Короткие гудки | страница 74



Валентин выпил раз, еще раз и еще много-много раз.

Приехали цыгане – молодая пара, воспитанные, образованные люди. Никогда не скажешь, что цыгане, пока не запоют. А когда запоют, тогда и видно, что особые люди, заточенные на музыку. Другие национальности так не поют.

К концу вечера появилось звездное семейство Егоровых: папа, мама и дочь. Дочери – пятнадцать, школьница. Маме тридцать пять, выглядит на двадцать пять. А папа – седой и матерый, народный и заслуженный, засмотренный в телевизоре и суперзнаменитый.

– А снегоход? – спросила школьница.

– Для снегохода поздно, – ответил Валентин. – Темно. Надо было раньше приезжать.

– Хочу снегоход… – заканючила девочка.

– Как папа скажет, – перевела стрелку мама.

– Ну ладно, – разрешил отец. – Только недолго.

Отец не в состоянии был отказать дочери. Не мог перед ней устоять.

Валентин поднялся. Решил сделать один круг. Вечернее поле под луной – тоже красиво. Небо как поле. И поле – пустынное, как небо. И светящийся объемный круг луны.

Цыгане спросили: есть ли лыжи? Лыжи, конечно, нашлись.

Все гости вывалились из дома на свежий воздух, выкатились этаким шумным шаром. Ни одного проходного лица. Каждый – многокаратный, как бриллиант. Валентин приглашал гостей – необязательно публичных. Мог затесаться и учитель, и врач, и массажист. Но это был первоклассный учитель и супермассажист. Валентин любил высоких профессионалов. Он находил смысл жизни в том, чтобы хорошо делать свое дело. Дойти до самой верхней планки. А иначе – бессмысленно.

Валентин вывел снегоход на лыжню. Сел за руль. Девочка в середину, мама – третья. Девочку и маму звали одинаково: Ольга. Видимо, муж любил жену и хотел почаще слышать ее имя.

Валентин включил мотор, и заснеженная земля ринулась под колеса.

– Потише, – попросила Ольга-старшая, но Валентин не подчинился. Ему захотелось скорости – той самой, запредельной. Где они еще получат такой адреналин, эти нежные, избалованные, парниковые…

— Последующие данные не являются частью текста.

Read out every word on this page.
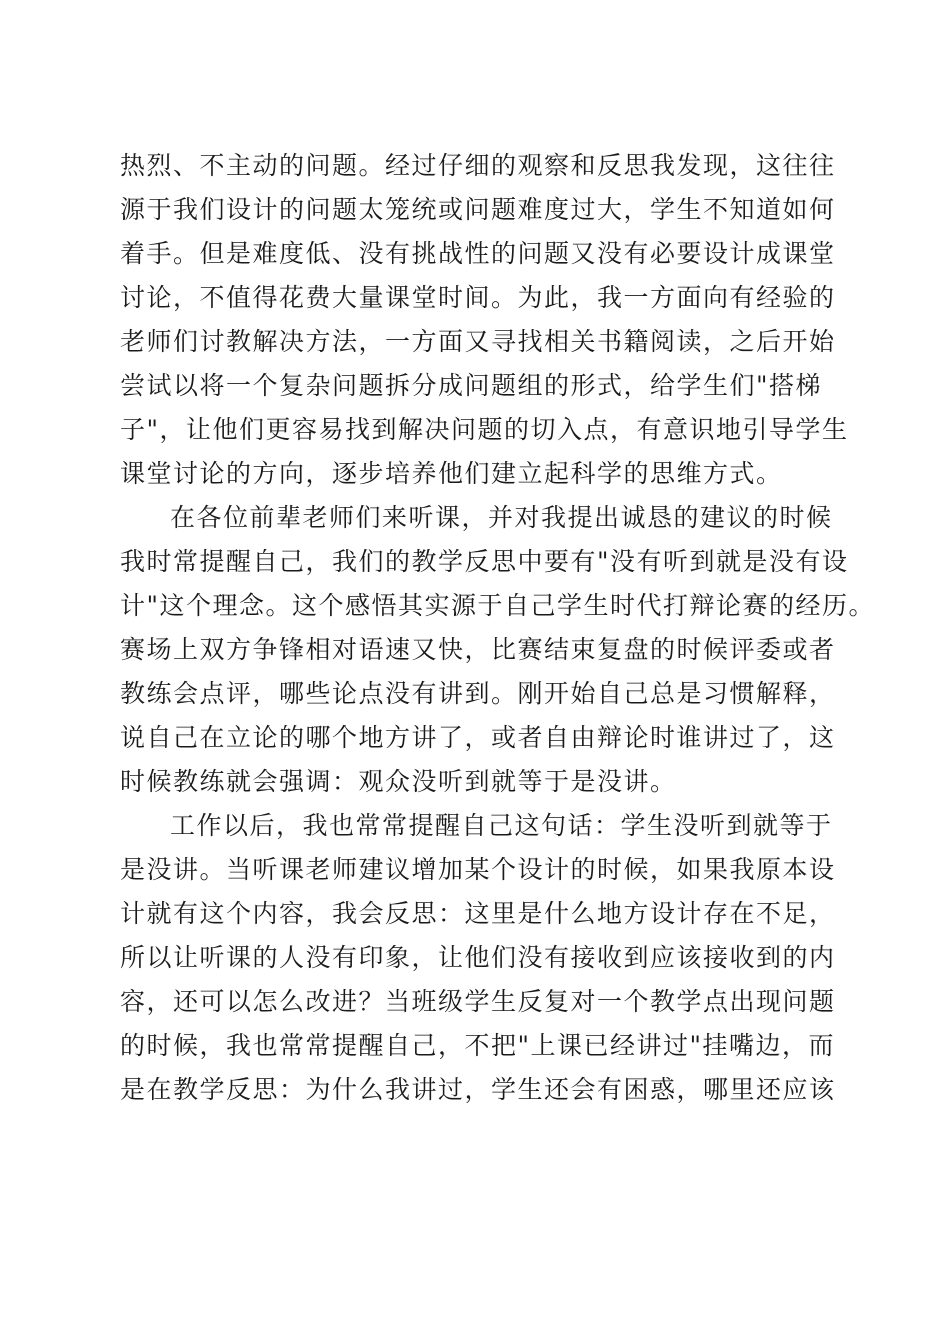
热烈、不主动的问题。经过仔细的观察和反思我发现，这往往
源于我们设计的问题太笼统或问题难度过大，学生不知道如何
着手。但是难度低、没有挑战性的问题又没有必要设计成课堂
讨论，不值得花费大量课堂时间。为此，我一方面向有经验的
老师们讨教解决方法，一方面又寻找相关书籍阅读，之后开始
尝试以将一个复杂问题拆分成问题组的形式，给学生们"搭梯
子"，让他们更容易找到解决问题的切入点，有意识地引导学生
课堂讨论的方向，逐步培养他们建立起科学的思维方式。
在各位前辈老师们来听课，并对我提出诚恳的建议的时候
我时常提醒自己，我们的教学反思中要有"没有听到就是没有设
计"这个理念。这个感悟其实源于自己学生时代打辩论赛的经历。
赛场上双方争锋相对语速又快，比赛结束复盘的时候评委或者
教练会点评，哪些论点没有讲到。刚开始自己总是习惯解释，
说自己在立论的哪个地方讲了，或者自由辩论时谁讲过了，这
时候教练就会强调：观众没听到就等于是没讲。
工作以后，我也常常提醒自己这句话：学生没听到就等于
是没讲。当听课老师建议增加某个设计的时候，如果我原本设
计就有这个内容，我会反思：这里是什么地方设计存在不足，
所以让听课的人没有印象，让他们没有接收到应该接收到的内
容，还可以怎么改进？当班级学生反复对一个教学点出现问题
的时候，我也常常提醒自己，不把"上课已经讲过"挂嘴边，而
是在教学反思：为什么我讲过，学生还会有困惑，哪里还应该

Луна стояла полным кругом. Снег светился – то ли от луны, то ли от собственной белизны.

Валентин выжал педаль до конца. Снегоход устремился, как самолет на взлетной полосе, набирая ярость и отчаяние внутри себя. Сейчас взлетит, и – к луне.

Да, да, вот она – труба, серо-дымчатая, округлая. Вот оно – дребезжание, похожее на духовой оркестр, даже просачивается мелодия: марш «Прощание славянки». Сквозь дребезжание далекий крик: «Не на-а-адо, Валик, не на-а-а…»

Еще секунда – и экипаж врежется в слепящий свет и закачается в невесомости… И действительно: невесомость. Под животом снегохода – пустота, несколько тошнотворных секунд – и выключили свет. Черно и тихо. А потом не стало ничего – ни темноты, ни тишины. Вытащили вилку из розетки.